Indirizzo: via Romualdo Bonfadini 148, Milano
Zona: Santa Giulia (Municipio 4)
La posizione strategica e il nuovo assetto urbanistico rendono l’arena facilmente integrata nel tessuto cittadino, proiettandola oltre l’evento olimpico.
Una struttura pensata per i Giochi (e per il futuro)
Realizzata da un investitore privato appositamente per i Giochi, l’Arena Santa Giulia è uno spazio polifunzionale progettato per ospitare grandi eventi sportivi e di spettacolo. Durante Milano-Cortina 2026 accoglierà il tifo, il rumore del pubblico e l’intensità delle competizioni olimpiche e paralimpiche, comprese le finali dei tornei di hockey maschile e femminile.
Al termine dei Giochi, la struttura diventerà un centro polifunzionale per eventi sportivi e concerti, rappresentando una delle eredità più significative lasciate dall’Olimpiade alla città di Milano.
Caratteristiche principali dell’Arena
- Capienza: fino a 14.000 posti
- Design: pensato per massimizzare impatto emotivo, visibilità e acustica
- Servizi: moderni e funzionali per pubblico, atleti e media
- Strutture aggiuntive: una seconda pista di ghiaccio dedicata agli allenamenti di tutte le nazionali partecipanti ai Giochi
L’arena non è solo un impianto sportivo, ma un vero motore di rigenerazione urbana, destinato a diventare un nuovo polo culturale e di intrattenimento per Milano.
La curiosità: perché all’Arena Santa Giulia ‘manca una curva‘
Durante le prime partite olimpiche di hockey disputate all’Arena Santa Giulia, alcuni spettatori hanno notato un dettaglio insolito: una curva sembra mancare. Il motivo è semplice e racconta molto della natura polifunzionale dell’impianto.
Le tribune permanenti, con sedili neri, formano infatti un ferro di cavallo attorno al campo. Su uno dei lati, invece, è presente una tribuna temporanea, con seggiolini blu e senza un secondo anello superiore. Proprio lì, terminati i Giochi, verrà montato il palco per i concerti.

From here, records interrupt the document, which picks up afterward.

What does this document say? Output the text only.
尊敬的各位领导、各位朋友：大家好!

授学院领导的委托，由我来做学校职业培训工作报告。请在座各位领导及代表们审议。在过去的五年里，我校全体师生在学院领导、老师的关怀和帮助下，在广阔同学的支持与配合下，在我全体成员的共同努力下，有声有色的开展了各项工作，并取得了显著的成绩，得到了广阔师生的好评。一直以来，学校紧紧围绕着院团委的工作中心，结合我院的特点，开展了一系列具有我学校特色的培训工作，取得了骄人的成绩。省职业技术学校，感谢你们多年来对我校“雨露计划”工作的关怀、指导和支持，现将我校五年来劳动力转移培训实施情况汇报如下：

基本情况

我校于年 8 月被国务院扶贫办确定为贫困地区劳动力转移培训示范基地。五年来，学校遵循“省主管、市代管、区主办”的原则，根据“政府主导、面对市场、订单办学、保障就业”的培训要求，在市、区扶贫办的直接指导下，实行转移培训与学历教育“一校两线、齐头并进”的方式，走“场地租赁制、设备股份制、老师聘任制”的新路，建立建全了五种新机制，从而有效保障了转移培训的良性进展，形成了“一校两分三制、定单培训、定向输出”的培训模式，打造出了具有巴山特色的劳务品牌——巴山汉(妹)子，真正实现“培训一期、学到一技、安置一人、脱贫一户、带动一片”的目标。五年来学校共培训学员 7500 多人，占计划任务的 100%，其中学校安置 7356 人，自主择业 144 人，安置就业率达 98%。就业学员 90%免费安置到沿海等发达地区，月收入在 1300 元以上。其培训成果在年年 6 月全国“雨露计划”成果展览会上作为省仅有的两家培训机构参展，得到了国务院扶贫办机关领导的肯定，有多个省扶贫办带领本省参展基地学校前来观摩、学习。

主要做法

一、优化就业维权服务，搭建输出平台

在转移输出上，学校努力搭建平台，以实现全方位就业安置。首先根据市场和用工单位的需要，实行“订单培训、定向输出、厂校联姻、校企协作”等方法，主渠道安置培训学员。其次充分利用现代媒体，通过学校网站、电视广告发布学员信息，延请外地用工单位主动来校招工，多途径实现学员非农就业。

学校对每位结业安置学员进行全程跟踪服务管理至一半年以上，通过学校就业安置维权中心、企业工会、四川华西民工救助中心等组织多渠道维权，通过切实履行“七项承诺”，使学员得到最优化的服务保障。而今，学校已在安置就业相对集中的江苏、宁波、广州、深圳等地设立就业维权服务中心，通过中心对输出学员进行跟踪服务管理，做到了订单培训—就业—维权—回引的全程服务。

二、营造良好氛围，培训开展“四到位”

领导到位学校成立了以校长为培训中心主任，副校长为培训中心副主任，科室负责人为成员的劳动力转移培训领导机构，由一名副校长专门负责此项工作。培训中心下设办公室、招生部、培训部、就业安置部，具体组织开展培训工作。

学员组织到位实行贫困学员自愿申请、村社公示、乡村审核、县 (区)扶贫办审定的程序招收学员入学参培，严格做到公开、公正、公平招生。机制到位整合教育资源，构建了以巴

L’arena è stata progettata fin dall’inizio con una doppia anima: sportiva e musicale. Non a caso, oltre all’hockey, potrà ospitare anche pallavolo, basket, tennis e grandi eventi live. L’apertura ufficiale ai concerti è prevista per la primavera 2026, con un grande nome della musica italiana a inaugurare il calendario.
Durante le Olimpiadi, i posti disponibili al pubblico saranno 11.800, mentre la capienza complessiva – includendo addetti ai lavori e stampa – arriverà a oltre 15.000 persone.
Un simbolo della Milano che verrà
L’Arena Santa Giulia non è soltanto una sede olimpica: è il simbolo di una Milano che investe sul futuro, capace di trasformare un evento globale in un’eredità concreta per la città e i suoi abitanti.